The Sahara is also known for eating "maru and meat," or rice and meat without any preservatives or other additives. This pure Sahrawi dish is made in a very simple traditional method with either camel or goat.

This traditional dish is cooked by "margin," in which the meat and some fat are fried thoroughly, then water and salt are added, and finally the rice to make it ready to eat. Some people prefer to add ghee to make it tastier.

The "tidkit" or "tishtar" meal is another traditional dish that inhabitants of the southern provinces like to prepare with camel meat. After slaughtering a head of camels and dividing it among the families, Sahrawis preserve meat for a long period, cut it in the form of ropes, and then isolate it from the grease.
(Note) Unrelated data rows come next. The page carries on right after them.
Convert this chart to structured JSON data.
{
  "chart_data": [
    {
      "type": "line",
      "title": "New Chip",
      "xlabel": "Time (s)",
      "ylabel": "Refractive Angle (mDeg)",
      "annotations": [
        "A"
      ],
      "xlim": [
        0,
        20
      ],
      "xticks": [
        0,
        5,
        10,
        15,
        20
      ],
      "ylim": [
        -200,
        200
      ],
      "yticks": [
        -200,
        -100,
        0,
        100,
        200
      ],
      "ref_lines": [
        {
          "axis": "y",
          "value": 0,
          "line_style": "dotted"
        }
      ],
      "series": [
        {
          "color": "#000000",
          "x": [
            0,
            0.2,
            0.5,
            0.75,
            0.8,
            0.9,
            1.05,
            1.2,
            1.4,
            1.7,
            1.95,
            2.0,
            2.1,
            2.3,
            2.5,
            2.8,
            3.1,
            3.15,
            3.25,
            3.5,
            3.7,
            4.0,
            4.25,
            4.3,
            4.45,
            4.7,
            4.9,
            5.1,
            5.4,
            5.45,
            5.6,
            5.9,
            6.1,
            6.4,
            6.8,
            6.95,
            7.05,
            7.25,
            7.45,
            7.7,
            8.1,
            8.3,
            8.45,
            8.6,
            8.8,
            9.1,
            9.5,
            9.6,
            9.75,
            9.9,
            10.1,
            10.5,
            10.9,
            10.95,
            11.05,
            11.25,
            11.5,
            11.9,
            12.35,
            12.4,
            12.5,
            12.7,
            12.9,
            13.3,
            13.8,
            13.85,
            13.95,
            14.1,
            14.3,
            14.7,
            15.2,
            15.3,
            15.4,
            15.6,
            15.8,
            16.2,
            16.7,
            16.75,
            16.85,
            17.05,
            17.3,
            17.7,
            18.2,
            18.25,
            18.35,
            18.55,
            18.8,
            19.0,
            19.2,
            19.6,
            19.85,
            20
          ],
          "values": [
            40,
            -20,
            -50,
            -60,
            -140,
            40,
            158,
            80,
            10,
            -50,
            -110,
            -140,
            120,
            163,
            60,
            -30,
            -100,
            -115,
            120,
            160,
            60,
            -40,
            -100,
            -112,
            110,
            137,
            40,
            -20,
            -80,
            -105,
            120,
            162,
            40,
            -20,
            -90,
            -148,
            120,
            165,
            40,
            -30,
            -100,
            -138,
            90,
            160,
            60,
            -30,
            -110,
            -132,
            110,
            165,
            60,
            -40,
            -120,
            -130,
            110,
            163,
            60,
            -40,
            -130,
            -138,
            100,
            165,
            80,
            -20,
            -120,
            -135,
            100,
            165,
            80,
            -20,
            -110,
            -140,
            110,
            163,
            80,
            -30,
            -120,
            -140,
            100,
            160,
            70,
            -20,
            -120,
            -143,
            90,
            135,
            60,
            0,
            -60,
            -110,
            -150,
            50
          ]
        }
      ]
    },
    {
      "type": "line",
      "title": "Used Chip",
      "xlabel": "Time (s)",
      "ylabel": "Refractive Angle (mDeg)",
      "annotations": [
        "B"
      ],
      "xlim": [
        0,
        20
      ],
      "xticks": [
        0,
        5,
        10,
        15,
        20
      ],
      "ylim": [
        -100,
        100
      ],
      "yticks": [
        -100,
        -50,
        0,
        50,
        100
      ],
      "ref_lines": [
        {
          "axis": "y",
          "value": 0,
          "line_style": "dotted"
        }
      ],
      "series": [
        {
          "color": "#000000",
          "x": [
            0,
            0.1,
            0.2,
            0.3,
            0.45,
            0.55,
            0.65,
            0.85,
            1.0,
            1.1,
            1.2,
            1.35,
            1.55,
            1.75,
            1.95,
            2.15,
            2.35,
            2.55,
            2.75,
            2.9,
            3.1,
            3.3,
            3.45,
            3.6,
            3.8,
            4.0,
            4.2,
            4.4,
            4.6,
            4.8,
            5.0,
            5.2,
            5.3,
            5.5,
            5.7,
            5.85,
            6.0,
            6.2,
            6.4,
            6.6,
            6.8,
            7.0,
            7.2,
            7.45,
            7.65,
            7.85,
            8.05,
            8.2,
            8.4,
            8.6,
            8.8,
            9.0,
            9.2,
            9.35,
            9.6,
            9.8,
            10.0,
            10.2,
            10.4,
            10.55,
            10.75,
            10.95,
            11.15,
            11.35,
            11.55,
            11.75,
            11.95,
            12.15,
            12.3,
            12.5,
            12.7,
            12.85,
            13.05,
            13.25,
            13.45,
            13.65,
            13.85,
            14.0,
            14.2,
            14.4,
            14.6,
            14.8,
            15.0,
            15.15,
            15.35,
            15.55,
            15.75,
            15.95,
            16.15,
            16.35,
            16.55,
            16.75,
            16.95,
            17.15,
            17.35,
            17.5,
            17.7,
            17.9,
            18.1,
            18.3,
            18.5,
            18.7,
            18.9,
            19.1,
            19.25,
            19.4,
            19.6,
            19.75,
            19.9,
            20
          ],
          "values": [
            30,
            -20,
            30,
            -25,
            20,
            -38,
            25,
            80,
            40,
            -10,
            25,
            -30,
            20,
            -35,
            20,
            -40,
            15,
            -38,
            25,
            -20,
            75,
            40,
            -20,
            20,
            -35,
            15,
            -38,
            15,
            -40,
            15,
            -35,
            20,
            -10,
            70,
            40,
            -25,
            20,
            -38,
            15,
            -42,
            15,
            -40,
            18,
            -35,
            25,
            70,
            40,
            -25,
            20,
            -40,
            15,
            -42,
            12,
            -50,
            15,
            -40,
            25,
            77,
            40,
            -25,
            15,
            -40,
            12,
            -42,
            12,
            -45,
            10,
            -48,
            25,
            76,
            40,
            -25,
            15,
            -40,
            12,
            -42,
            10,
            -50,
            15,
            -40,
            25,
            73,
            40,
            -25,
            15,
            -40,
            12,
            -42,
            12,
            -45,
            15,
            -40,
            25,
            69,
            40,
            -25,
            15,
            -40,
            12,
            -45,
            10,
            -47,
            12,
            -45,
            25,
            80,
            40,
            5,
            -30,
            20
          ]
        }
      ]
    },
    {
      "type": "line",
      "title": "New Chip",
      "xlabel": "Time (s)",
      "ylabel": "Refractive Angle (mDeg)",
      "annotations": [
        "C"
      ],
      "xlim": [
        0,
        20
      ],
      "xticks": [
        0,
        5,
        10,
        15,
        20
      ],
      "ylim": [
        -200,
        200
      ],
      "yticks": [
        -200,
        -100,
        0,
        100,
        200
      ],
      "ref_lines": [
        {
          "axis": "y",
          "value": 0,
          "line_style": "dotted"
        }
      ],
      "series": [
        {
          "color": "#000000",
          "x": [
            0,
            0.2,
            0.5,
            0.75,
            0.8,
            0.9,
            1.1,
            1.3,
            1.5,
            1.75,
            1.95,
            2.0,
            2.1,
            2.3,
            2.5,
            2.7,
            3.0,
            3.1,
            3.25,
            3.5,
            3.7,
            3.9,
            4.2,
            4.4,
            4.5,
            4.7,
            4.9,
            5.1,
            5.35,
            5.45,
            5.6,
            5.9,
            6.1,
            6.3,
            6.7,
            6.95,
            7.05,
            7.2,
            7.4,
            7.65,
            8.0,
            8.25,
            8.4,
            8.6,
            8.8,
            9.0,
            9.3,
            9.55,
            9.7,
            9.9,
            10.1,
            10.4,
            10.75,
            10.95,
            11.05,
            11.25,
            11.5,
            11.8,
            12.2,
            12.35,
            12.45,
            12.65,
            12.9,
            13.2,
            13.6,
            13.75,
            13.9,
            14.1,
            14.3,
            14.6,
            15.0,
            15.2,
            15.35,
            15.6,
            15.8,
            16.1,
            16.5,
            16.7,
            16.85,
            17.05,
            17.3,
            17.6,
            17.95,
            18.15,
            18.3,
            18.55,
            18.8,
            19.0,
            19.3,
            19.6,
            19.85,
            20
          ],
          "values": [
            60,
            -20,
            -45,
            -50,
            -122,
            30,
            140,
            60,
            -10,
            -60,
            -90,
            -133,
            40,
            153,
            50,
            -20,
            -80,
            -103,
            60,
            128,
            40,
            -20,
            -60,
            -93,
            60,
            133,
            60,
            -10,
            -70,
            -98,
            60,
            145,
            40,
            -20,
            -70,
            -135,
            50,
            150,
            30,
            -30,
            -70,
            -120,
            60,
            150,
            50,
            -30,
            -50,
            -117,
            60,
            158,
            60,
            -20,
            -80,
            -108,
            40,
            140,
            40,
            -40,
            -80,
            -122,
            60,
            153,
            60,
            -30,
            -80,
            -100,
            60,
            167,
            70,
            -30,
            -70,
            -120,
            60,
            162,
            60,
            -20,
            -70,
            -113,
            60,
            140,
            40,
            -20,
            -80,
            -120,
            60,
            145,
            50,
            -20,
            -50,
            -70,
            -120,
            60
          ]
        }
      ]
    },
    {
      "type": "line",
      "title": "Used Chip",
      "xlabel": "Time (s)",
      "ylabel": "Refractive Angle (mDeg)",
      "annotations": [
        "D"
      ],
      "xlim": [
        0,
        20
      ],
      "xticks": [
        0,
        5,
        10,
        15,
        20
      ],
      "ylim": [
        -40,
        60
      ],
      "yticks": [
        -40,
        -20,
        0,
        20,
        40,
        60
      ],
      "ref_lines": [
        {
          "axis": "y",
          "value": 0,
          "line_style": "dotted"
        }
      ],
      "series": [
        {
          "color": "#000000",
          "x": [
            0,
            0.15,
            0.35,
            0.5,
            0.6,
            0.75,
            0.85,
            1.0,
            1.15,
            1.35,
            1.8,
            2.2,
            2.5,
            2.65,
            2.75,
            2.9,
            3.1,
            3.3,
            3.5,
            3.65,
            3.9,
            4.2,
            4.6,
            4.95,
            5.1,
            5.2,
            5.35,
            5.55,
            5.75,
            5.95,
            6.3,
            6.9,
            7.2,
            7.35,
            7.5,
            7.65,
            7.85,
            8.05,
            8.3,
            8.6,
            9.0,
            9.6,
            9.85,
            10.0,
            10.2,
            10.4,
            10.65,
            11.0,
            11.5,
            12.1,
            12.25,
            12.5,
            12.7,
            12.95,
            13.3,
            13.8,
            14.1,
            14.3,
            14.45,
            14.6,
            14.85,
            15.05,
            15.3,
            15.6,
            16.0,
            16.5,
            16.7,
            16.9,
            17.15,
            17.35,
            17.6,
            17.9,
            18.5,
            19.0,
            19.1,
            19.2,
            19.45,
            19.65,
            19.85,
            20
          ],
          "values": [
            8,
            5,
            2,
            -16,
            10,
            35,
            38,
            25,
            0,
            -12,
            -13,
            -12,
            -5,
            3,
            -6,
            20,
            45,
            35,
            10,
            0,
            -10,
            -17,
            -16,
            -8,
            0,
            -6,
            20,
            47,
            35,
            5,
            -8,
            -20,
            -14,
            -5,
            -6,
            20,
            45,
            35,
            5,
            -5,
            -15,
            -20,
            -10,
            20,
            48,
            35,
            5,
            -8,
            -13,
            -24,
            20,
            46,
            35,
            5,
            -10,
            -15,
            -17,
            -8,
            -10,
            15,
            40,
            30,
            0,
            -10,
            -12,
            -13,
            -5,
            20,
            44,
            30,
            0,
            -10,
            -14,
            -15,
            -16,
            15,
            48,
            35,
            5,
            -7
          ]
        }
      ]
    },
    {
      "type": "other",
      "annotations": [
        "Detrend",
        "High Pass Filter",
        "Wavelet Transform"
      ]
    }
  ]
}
The meat is then dried by directly exposing it to the sun's heat, and after it has dried completely, it is placed in special bags. 

The "tidkit" is not ready until the dried meat is cooked with a little water on a low fire, then ground until it resembles the shape of a dough, then a little water (broth) is added to it, and some specific fat may be added too.

Couscous is another popular traditional meal in the Sahara region. Although Sahrawi couscous is very similar to the original Moroccan couscous, some of them prefer it without meat, which they call "al-ghabba" couscous. This pure Sahrawi couscous is prepared by twisting the dried barley flour cooked on the water vapor and mixing it with only camel milk and sugar.